The Government has responded by requiring new consumer-based standards including the following:

  • Aged Care Approved Providers will be assessed by the new Aged Care Quality Standards (based on consumer outcomes) from 1 July 2019: Quality of Care Amendment (Single Quality Framework) Principles 2018.
  • From 1 July 2018, NDIS providers were required to comply with the NDIS Quality and Safeguarding Framework. The Framework provides a nationally consistent approach to help empower and support NDIS participants in exercising choice and control, ensures appropriate safeguards are in place, and establishes expectations for providers and their staff to deliver high-quality supports: National Disability Insurance Scheme (Provider Registration and Practice Standards) Rules 2018.
  • Following the Report into the Special Commission of Inquiry: Acute Care Services in NSW Public Hospitals (2008), by Peter Garling SC, the Inquiry recommended a Statewide System for Improving Recognition and Response to deteriorating patients be implemented across NSW. One of the best initiatives following this report was the ‘Between the Flags’ Program, which is a ‘safety net’ for patients.
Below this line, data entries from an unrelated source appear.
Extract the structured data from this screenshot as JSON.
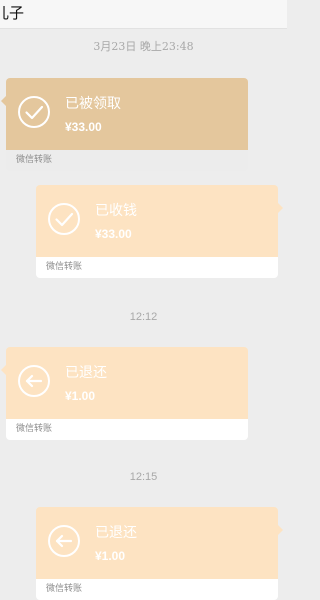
{
  "header": {
    "title": "儿子"
  },
  "timestamps": [
    {
      "text": "3月23日 晚上23:48"
    },
    {
      "text": "12:12"
    },
    {
      "text": "12:15"
    }
  ],
  "cards": [
    {
      "status": "已被领取",
      "amount": "¥33.00",
      "footer": "微信转账"
    },
    {
      "status": "已收钱",
      "amount": "¥33.00",
      "footer": "微信转账"
    },
    {
      "status": "已退还",
      "amount": "¥1.00",
      "footer": "微信转账"
    },
    {
      "status": "已退还",
      "amount": "¥1.00",
      "footer": "微信转账"
    }
  ],
  "colors": {
    "received_top": "#e4c79d",
    "pending_top": "#fde3c2",
    "background": "#ededed"
  },
  "icons": [
    "check-circle-icon",
    "check-circle-icon",
    "arrow-left-circle-icon",
    "arrow-left-circle-icon"
  ]
}
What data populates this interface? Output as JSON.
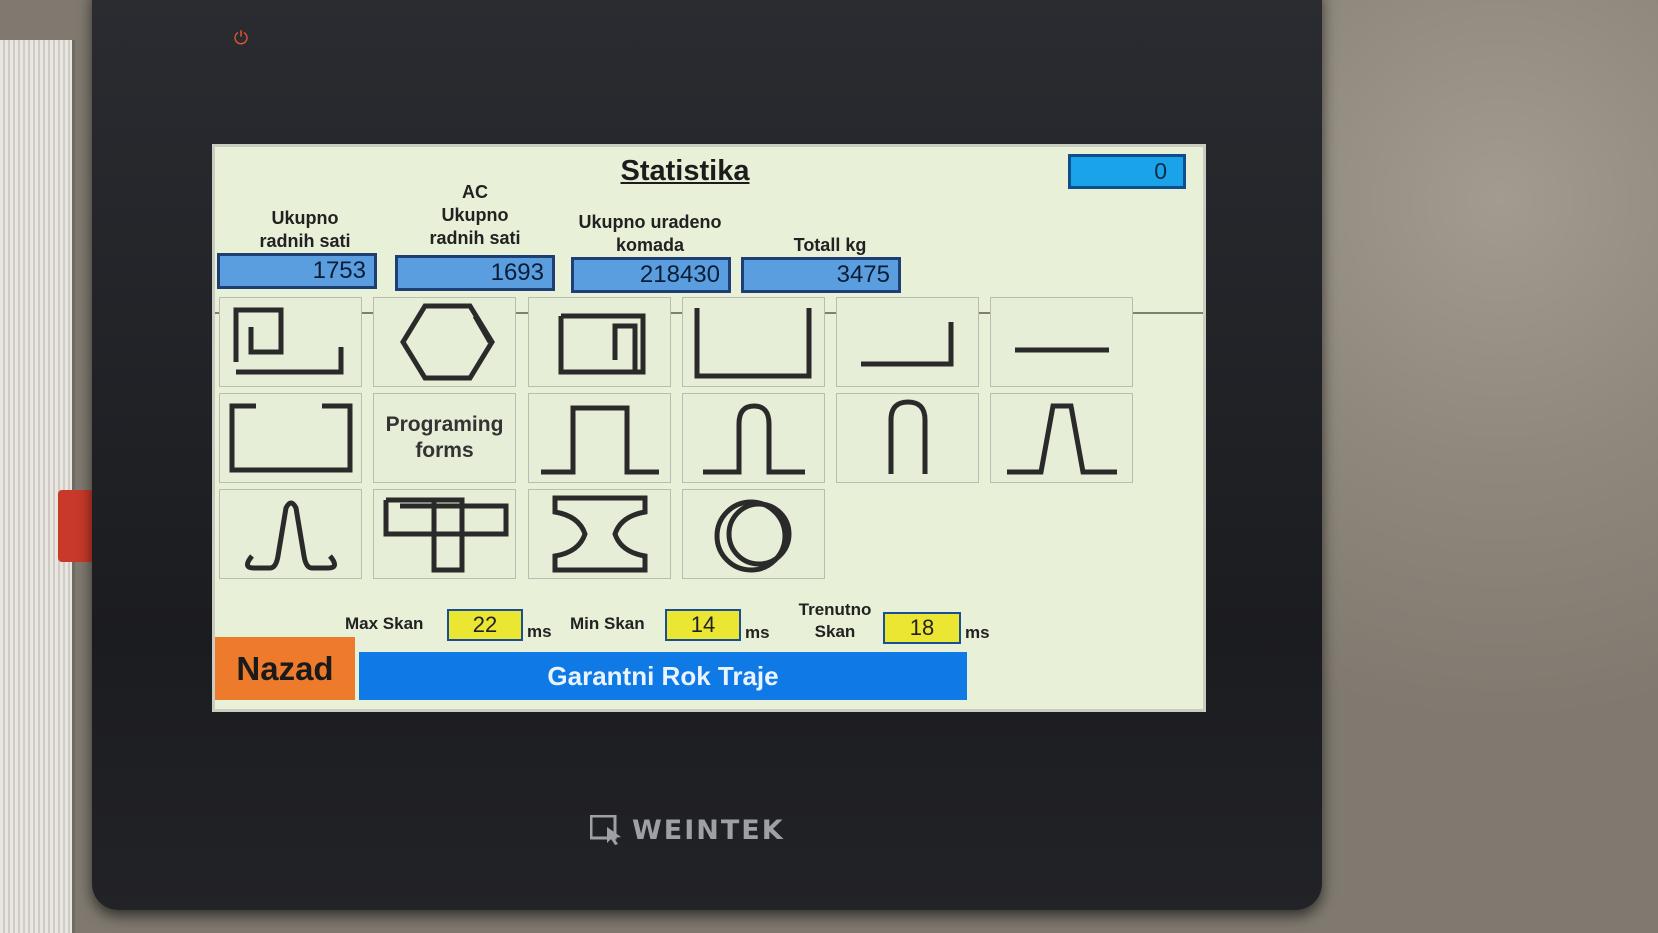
{
  "screen": {
    "title": "Statistika",
    "top_counter": "0"
  },
  "stats": [
    {
      "label": "Ukupno\nradnih sati",
      "value": "1753"
    },
    {
      "label": "AC\nUkupno\nradnih sati",
      "value": "1693"
    },
    {
      "label": "Ukupno uradeno\nkomada",
      "value": "218430"
    },
    {
      "label": "Totall kg",
      "value": "3475"
    }
  ],
  "shapes": [
    "spiral-hook-shape-icon",
    "hexagon-shape-icon",
    "square-spiral-shape-icon",
    "u-channel-shape-icon",
    "l-bend-shape-icon",
    "straight-bar-shape-icon",
    "open-rectangle-shape-icon",
    "programming-forms",
    "hat-profile-shape-icon",
    "narrow-hat-profile-shape-icon",
    "u-hairpin-shape-icon",
    "trapezoid-hat-shape-icon",
    "omega-hook-shape-icon",
    "double-rectangle-shape-icon",
    "i-beam-shape-icon",
    "coil-ring-shape-icon"
  ],
  "programming_forms_label": "Programing\nforms",
  "scan": {
    "max_label": "Max Skan",
    "max_value": "22",
    "max_unit": "ms",
    "min_label": "Min Skan",
    "min_value": "14",
    "min_unit": "ms",
    "current_label": "Trenutno\nSkan",
    "current_value": "18",
    "current_unit": "ms"
  },
  "back_label": "Nazad",
  "warranty_text": "Garantni Rok Traje",
  "brand_name": "WEINTEK",
  "colors": {
    "screen_bg": "#e9f0d8",
    "stat_field": "#5a9ee0",
    "scan_field": "#ebe632",
    "back_button": "#ee7b2b",
    "banner": "#0f7ae6"
  }
}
This program assists clinicians to intervene in the process of patient deterioration with two key interventions, namely clinical review and rapid response. Why can’t agencies such as the Clinical Excellence Commission be charged with developing similar programs for the aged, disabled and mental health sectors in terms of identifying and rapidly responding to high-risk clinical issues?
  • Root cause analysis, sophisticated risk management systems and open disclosure have been in place in the hospital sector for some time, however, are just being developed in some aged care and disability settings.
  • NDIS has introduced new standards concerning restraint and the government has announced that chemical and physical restraint in aged care homes will be better regulated.

There is certainly a role for technology, for example, clinical software has been proven to reduce medication errors.

It is a challenging time for health, aged care and community service providers. However, hopefully, it is not a lost opportunity and we can learn more and do better for the vulnerable in our community with clearer guidelines to assist providers.

Stop press: the government has just released the User Rights Amendment (Charter of Aged Care Rights) Principles 2019 (Cth).